Anguita Sánchez Manuel, Ojeda Pineda Soledad
Servicio de Cardiología, Hospital Universitario Reina Sofía, Córdoba, Spain.
Rev Esp Cardiol. 2006 Jul;6 Suppl F:53-8. doi: 10.1157/13091625.
Diastolic heart failure (i.e., heart failure with preserved systolic function) accounts for 30%-50% of all cases of heart failure. Prognosis is almost as poor as with systolic heart failure. Currently, the only requirements for diagnosis are that strict clinical criteria for heart failure are satisfied and that the left ventricular ejection fraction is preserved (i.e., greater than 40%-50%), although in the future measurement of brain natriuretic peptides could be useful.
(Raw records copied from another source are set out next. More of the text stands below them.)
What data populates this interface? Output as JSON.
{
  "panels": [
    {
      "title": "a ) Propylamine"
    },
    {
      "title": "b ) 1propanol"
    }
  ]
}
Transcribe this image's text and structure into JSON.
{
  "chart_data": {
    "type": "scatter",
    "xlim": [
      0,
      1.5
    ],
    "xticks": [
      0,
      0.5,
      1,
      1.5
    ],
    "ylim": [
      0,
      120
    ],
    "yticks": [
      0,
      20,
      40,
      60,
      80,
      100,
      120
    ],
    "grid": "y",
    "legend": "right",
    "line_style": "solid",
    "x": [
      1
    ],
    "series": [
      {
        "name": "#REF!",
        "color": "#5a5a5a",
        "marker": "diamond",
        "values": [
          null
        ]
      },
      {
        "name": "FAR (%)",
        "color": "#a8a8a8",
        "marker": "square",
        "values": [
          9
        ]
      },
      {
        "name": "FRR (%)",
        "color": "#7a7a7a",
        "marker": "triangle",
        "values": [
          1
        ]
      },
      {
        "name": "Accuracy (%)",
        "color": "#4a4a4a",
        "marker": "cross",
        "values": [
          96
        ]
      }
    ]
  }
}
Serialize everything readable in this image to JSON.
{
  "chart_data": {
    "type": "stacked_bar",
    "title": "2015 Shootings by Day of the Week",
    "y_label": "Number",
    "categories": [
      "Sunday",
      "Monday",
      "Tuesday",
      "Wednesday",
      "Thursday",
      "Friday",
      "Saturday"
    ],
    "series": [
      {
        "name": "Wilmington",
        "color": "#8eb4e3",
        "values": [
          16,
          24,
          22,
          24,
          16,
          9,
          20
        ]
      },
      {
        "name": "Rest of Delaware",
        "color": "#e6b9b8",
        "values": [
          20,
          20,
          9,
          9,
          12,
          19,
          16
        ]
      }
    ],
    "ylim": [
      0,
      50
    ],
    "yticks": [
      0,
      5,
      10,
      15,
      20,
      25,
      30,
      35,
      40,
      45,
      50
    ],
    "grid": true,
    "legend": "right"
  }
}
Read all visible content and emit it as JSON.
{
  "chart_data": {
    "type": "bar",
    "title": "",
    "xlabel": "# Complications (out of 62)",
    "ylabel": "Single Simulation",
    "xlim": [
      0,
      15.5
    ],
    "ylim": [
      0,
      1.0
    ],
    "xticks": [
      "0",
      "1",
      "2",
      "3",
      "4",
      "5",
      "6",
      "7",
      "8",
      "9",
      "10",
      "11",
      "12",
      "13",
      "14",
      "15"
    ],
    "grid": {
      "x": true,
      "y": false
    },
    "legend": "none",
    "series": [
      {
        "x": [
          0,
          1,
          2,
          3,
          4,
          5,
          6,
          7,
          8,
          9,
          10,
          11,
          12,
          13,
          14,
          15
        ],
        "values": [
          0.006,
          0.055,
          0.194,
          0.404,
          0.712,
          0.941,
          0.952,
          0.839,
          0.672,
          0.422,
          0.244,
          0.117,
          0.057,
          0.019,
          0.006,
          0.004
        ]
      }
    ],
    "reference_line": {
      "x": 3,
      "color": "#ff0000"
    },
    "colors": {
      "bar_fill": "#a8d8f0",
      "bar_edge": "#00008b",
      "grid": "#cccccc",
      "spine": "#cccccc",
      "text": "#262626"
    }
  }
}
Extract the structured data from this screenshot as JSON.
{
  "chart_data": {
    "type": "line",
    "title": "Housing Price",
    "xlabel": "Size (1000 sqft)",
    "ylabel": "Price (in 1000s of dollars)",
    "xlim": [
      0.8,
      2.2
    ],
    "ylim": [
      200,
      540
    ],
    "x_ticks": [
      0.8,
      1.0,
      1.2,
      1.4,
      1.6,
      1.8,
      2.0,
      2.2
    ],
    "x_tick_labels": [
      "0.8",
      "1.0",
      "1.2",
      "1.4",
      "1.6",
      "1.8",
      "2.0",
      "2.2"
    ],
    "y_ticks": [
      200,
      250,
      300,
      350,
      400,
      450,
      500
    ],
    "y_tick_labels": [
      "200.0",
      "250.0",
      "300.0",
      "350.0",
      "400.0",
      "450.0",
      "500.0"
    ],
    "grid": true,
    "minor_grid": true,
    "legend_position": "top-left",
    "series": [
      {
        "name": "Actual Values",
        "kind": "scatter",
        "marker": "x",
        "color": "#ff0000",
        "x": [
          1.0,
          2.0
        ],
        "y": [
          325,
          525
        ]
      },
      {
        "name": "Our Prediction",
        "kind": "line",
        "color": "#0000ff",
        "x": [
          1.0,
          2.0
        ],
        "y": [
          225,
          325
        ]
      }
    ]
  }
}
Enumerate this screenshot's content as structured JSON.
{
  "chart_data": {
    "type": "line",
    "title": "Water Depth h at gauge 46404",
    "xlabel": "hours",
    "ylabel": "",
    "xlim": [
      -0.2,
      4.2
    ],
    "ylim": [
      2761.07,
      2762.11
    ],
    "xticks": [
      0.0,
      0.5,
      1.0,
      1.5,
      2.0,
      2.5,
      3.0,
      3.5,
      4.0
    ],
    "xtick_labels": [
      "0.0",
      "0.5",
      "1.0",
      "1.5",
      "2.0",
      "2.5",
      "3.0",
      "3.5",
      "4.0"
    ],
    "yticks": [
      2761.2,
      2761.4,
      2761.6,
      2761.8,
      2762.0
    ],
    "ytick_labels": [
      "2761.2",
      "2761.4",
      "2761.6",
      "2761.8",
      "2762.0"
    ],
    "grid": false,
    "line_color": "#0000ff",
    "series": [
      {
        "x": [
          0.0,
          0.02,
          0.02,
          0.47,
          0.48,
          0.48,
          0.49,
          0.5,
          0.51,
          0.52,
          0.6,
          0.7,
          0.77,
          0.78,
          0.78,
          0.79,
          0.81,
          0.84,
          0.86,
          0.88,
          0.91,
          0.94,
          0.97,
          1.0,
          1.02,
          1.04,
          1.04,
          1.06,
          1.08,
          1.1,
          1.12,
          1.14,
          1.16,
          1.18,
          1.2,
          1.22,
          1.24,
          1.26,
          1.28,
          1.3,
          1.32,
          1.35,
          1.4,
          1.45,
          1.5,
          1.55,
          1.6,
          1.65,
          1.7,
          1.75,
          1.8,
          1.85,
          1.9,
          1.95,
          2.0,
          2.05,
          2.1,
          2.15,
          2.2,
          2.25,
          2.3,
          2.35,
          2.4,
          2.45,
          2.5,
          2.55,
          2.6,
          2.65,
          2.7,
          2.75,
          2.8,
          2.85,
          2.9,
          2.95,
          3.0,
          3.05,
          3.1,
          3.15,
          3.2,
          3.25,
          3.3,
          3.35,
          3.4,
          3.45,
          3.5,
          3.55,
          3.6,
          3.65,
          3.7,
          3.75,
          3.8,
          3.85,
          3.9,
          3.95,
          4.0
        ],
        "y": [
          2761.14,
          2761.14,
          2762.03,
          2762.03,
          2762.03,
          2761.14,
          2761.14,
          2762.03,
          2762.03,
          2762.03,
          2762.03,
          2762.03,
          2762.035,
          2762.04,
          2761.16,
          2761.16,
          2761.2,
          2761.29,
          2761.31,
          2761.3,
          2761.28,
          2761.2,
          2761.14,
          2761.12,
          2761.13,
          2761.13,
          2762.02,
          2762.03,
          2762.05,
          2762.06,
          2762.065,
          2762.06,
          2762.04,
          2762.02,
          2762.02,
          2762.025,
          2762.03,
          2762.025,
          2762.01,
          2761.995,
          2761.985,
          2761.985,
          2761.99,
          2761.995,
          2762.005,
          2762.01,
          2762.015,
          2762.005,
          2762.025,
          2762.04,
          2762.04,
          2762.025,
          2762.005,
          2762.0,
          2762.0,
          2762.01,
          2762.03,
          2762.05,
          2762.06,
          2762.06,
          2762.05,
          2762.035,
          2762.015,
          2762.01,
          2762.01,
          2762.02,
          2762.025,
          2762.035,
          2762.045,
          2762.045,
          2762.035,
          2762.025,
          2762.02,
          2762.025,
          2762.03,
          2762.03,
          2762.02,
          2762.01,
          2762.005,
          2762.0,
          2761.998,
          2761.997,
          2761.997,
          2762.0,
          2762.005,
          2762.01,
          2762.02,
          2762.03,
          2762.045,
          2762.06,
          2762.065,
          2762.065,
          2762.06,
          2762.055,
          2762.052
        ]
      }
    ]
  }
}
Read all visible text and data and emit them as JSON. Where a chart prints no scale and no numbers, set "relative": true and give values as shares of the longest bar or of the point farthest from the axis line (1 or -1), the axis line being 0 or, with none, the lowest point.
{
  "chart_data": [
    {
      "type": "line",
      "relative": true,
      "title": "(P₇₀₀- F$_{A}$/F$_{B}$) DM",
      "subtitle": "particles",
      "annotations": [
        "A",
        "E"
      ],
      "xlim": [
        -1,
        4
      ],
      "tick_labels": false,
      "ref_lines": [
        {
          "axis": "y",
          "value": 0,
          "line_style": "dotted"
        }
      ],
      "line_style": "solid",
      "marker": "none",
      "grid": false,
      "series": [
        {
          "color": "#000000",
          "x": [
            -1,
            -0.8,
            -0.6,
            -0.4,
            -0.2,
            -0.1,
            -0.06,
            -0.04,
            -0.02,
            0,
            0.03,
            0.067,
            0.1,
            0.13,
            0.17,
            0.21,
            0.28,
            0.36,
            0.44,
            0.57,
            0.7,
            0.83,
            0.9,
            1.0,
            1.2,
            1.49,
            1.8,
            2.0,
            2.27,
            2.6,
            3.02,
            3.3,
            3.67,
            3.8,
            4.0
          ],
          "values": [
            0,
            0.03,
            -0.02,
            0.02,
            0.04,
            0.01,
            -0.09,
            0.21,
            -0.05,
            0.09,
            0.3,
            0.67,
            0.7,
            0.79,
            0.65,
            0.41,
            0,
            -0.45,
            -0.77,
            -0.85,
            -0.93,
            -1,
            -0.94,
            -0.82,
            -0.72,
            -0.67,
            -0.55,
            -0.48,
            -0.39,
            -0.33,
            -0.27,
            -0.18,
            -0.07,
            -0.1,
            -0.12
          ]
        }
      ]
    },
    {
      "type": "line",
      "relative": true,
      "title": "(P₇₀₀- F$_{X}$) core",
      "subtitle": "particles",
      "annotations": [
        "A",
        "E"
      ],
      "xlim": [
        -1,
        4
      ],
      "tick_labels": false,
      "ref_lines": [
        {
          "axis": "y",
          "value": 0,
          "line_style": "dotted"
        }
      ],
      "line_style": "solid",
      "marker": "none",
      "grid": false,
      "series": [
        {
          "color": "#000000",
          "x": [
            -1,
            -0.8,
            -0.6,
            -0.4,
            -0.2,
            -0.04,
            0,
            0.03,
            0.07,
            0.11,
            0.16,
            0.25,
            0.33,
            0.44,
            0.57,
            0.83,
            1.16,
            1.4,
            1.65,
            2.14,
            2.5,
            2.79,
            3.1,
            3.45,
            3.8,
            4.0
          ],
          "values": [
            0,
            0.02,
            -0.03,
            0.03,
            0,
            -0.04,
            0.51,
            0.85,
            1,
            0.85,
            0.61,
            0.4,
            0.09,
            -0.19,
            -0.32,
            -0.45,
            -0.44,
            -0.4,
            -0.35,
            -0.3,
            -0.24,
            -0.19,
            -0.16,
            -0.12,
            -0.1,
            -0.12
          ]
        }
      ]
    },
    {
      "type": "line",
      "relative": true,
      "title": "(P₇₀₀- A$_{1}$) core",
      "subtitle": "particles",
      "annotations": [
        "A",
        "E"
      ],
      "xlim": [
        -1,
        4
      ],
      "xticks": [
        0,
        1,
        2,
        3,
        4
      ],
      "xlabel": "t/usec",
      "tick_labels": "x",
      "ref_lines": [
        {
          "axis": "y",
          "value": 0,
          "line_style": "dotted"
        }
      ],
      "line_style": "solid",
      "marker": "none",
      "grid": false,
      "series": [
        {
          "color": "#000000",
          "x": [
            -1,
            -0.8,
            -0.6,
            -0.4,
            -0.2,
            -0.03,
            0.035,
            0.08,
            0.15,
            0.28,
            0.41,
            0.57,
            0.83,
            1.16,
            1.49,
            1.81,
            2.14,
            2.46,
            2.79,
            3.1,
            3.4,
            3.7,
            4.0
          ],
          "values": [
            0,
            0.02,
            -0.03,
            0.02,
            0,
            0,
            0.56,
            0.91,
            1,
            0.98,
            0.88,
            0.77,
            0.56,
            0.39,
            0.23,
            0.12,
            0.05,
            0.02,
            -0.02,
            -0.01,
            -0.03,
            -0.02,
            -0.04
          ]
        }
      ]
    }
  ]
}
Because of a lack of evidence from large clinical trials, with the exception of the CHARM study which showed that candesartan slightly reduced the hospital readmission rate, therapy is based on the identification and treatment of the causal condition (e.g., hypertension or coronary heart disease), heart rate control, and relief of congestion. Thus, combination treatment with low-dose diuretics, bradycardiac antihypertensives (e.g., beta-blockers or calcium antagonists), and angiotensin antagonists currently seems to be the best therapeutic approach.
舒张性心力衰竭(即收缩功能保留的心力衰竭)占所有心力衰竭病例的30% - 50%。其预后几乎与收缩性心力衰竭一样差。目前,诊断的唯一要求是满足心力衰竭的严格临床标准且左心室射血分数保留(即大于40% - 50%),不过未来脑钠肽的测量可能会有帮助。由于缺乏大型临床试验的证据,除了CHARM研究表明坎地沙坦可略微降低住院再入院率外,治疗基于对病因(如高血压或冠心病)的识别与治疗、心率控制以及缓解充血。因此,目前低剂量利尿剂、减慢心率的抗高血压药物(如β受体阻滞剂或钙拮抗剂)和血管紧张素拮抗剂的联合治疗似乎是最佳治疗方法。